The term "Ye Ming Zhu" is used (in a manner similar to that of the term "Jade") not for a single mineral, but for a whole range of different minerals and artificial products. Their special feature is, that they show the special optical property of phosphorescence when exposed to daylight.
Ye Ming Zhu - a phosphorescent ceramic (artificial product)
Foto: K. Sieber, www.makrogalerie.de
The list of natural minerals showing phosphorescence under rare circumstances is long: apatite, calcite, celestine, diamond and fluorite belong to it as well as garnet, magnesite, opal, spinel, spodumene and zircon. However, these minerals only phosphoresce if they contain certain impurities. As less than 1% copper (Cu) or silver (Ag) in Sphalerite (zinc blende, zinc sulphide), generates a yellowish-green glow. If it is contaminated (doped) with europium (an element of the Rare Earths group), it achieves a significantly longer (and brighter) phosphorescence time.
Alkaline Earth Aluminates contaminated with Rare Earth elements can develop phosphoresce for seconds to minutes. Especially the Rare Earth elements: Lanthanum (La), Europium (Eu) and Dysprosium (Dy) are able to interact with elements of the host mineral - e.g. Calcium (Ca), Strontium (Sr), Barium (Ba) and Aluminium (Al). They store the energy of the light, which is released with a certain delay as a visible glow.
According to the research of the EPI laboratory, several types of "Ye Ming Zhu" are offered on the Internet:
"Ancient Ye Ming Zhu"
A natural mineral that is stimulated to phosphoresce by light in the visible spectra. As these can be completely different natural minerals, no general characteristics such as hardness, density or refraction index can be named. It is necessary to check in detail which mineral is involved. The most common natural mineral showing phosphoresce is fluorite. These natural minerals are very rare indeed.
"Modern Ye Ming Zhu"
Under this term all artificial products (plastics, glasses, ceramics) which show phosphorescence for minutes to hours due to certain additives are summarized. They are often used for garden or interior decoration or in safety areas (warning signs etc.).
"Glowing stones" are also offered in DIY stores and on the Internet, usually at prices of a few euros per kg.
In the 1960s and 1970s such stones were still produced with the help of radioactive elements (e.g. radium). This practice has since been banned and the hazardous elements have been replaced by non-radioactive elements.

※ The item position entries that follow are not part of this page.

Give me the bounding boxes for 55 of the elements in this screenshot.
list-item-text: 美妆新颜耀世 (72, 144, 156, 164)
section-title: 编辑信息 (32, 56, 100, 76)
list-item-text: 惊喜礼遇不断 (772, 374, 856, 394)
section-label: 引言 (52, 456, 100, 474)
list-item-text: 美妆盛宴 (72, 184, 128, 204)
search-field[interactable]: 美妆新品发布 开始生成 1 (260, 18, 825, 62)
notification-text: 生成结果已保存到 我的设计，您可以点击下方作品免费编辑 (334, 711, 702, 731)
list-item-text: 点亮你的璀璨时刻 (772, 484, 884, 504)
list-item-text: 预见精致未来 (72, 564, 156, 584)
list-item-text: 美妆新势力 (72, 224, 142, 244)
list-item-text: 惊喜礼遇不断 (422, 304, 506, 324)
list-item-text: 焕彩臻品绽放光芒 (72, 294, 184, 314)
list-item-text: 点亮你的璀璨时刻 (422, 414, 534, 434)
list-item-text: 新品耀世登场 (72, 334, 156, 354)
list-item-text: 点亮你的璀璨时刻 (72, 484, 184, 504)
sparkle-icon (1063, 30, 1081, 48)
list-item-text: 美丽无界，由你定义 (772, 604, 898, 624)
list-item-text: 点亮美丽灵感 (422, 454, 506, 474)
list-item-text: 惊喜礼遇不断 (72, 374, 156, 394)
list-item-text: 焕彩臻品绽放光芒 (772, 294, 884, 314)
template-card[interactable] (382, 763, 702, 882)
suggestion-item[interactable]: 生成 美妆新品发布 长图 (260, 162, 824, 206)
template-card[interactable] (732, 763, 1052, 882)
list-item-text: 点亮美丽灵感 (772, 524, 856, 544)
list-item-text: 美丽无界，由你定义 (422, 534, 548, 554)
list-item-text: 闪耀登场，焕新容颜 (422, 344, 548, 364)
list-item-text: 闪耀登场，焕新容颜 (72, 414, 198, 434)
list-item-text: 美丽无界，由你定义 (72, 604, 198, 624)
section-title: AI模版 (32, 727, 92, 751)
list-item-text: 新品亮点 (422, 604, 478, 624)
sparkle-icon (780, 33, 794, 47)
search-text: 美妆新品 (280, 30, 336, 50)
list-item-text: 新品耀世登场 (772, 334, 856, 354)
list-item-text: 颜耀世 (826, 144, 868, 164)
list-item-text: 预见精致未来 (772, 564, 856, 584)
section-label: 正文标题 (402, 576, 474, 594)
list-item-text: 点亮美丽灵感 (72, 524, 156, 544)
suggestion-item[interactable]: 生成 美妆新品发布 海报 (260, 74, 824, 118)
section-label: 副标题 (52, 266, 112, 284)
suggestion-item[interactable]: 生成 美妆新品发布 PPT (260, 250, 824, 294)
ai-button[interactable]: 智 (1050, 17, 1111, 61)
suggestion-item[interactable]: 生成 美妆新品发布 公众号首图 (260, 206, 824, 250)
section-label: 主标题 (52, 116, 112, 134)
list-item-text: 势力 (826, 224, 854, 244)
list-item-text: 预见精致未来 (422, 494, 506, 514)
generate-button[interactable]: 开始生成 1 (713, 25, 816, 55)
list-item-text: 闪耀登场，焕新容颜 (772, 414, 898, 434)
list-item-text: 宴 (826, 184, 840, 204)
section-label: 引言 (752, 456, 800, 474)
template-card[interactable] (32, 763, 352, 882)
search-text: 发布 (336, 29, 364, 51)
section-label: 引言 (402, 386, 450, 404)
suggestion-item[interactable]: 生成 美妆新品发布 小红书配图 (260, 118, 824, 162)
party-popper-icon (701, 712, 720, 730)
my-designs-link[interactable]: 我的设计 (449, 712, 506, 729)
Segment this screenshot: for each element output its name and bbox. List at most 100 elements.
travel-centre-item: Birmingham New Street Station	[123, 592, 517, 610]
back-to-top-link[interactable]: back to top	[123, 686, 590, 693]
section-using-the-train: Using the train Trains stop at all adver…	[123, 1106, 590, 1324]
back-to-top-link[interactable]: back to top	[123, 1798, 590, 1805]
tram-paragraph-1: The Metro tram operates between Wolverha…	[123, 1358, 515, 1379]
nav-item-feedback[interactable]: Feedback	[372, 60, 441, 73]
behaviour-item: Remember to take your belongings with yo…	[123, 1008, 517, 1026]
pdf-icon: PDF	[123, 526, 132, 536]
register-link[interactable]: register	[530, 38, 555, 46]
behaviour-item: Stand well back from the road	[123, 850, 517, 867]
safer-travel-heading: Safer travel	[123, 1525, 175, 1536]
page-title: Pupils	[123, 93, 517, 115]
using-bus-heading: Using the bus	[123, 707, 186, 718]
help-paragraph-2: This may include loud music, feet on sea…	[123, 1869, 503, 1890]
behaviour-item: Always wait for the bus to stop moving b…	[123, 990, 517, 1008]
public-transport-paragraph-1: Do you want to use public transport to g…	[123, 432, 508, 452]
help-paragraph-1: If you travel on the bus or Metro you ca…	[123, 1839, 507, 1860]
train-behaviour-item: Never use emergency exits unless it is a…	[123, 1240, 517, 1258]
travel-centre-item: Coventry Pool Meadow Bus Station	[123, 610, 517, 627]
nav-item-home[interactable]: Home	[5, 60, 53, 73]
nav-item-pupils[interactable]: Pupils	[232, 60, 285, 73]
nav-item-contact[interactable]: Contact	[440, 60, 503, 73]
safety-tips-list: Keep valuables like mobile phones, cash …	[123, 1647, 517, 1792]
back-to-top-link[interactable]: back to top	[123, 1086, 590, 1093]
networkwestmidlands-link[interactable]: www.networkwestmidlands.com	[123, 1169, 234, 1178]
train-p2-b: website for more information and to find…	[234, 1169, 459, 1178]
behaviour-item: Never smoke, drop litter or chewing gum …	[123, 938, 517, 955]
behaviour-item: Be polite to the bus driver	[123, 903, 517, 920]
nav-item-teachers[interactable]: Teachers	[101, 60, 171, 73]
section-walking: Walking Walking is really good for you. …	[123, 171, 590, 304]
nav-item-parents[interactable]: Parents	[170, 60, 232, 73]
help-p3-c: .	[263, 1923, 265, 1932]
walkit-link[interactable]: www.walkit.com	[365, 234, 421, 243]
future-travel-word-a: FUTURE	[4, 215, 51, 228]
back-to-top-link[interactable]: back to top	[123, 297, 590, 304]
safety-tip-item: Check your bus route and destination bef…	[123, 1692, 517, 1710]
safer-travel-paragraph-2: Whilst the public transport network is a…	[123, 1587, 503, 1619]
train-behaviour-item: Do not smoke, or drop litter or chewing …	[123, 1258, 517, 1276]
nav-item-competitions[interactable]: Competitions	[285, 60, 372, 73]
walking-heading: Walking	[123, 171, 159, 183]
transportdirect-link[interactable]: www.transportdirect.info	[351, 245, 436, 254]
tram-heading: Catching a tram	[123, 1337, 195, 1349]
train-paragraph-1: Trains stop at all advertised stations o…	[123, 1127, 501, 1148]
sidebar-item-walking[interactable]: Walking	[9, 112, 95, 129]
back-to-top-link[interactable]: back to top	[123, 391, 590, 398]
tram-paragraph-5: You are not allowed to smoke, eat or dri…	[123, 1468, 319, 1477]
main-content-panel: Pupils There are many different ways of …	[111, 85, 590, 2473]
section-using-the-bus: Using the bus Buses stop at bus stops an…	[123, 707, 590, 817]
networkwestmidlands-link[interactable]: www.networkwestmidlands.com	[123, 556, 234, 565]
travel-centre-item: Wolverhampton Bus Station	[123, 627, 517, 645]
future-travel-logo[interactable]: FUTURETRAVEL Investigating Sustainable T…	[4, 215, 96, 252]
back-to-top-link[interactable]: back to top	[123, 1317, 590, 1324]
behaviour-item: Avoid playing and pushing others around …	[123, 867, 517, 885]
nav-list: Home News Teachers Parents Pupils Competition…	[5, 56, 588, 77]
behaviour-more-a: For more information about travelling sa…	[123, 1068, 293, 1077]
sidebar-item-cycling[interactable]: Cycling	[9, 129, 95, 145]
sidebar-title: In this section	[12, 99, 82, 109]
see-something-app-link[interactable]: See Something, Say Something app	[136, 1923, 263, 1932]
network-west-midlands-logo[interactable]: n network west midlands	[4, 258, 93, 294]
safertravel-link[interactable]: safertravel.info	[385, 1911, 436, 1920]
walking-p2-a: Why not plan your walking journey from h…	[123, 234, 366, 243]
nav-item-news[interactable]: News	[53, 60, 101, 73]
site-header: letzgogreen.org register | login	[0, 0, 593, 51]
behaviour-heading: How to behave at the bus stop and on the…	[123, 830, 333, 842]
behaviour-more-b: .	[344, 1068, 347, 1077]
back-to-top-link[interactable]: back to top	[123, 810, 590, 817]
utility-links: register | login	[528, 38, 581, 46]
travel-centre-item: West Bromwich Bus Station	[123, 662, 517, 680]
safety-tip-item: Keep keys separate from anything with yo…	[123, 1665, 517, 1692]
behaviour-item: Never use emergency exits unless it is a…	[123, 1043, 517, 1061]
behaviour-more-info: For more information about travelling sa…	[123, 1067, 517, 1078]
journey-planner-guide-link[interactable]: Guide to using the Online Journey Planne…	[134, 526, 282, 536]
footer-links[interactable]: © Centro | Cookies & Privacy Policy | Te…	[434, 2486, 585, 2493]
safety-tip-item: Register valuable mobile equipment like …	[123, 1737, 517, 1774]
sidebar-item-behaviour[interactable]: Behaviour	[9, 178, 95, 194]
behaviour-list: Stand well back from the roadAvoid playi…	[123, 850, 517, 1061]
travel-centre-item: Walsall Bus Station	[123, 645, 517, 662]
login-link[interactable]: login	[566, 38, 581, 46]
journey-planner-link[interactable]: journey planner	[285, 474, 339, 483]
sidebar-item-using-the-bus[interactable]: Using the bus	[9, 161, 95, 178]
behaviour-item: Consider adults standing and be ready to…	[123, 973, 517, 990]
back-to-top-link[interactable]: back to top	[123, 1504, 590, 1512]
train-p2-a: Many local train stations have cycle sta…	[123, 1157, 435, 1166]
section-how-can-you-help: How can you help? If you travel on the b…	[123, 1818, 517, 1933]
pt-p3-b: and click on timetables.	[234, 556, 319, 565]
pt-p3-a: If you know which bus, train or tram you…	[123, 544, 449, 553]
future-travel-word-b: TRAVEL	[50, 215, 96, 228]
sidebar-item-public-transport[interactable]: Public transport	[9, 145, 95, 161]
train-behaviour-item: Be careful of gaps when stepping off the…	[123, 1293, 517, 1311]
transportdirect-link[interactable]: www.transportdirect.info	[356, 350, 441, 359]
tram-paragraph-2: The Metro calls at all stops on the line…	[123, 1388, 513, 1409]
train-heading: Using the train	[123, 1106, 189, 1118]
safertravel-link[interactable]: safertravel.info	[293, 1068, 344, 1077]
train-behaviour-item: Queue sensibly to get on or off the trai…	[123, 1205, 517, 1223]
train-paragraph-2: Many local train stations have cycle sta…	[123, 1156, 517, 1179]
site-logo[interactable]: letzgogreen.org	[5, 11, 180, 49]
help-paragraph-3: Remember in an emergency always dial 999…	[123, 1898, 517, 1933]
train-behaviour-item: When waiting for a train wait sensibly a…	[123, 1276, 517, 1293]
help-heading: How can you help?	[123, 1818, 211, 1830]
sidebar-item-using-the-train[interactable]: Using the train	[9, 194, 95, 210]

The fear of radioactiv polution may be one reason why phosphorescent materials are rarely found in jewellery. Plastics look too cheap to be accepted as jewellery. In addition they are too soft (Mohs hardness of 2-3). The situation is different with glasses and ceramics. Phosphorescent glasses have a Mohs hardness of 5-6, ceramics even up to 8.
"Celestial Ye Ming Zhu"
This designation is given to phosphorescent ceramics which are offered as grounded, tumbled or set articles for esoteric purposes. Similar to the artificial glass products, marketed as »Andara Crystal«, an internet community is cultivated around the artificial Ye Ming Zhu product, which "exchanges experiences and offers teachers, traders and ambassadors a platform to connect and exchange ideas".
The term "Ye Ming Zhu" refers to substances that show the light effect of phosphorescence after being exposed to daylight. Natural minerals that show this light effect are existing. Since they need a well dosed amount of certain rare elements to show the light effect clearly, they are rarities in the mineral trade.
In general phosphorescent materials are artificially manufactured products made of plastic, glass or ceramic. Radioactivity we have not found in any of these products.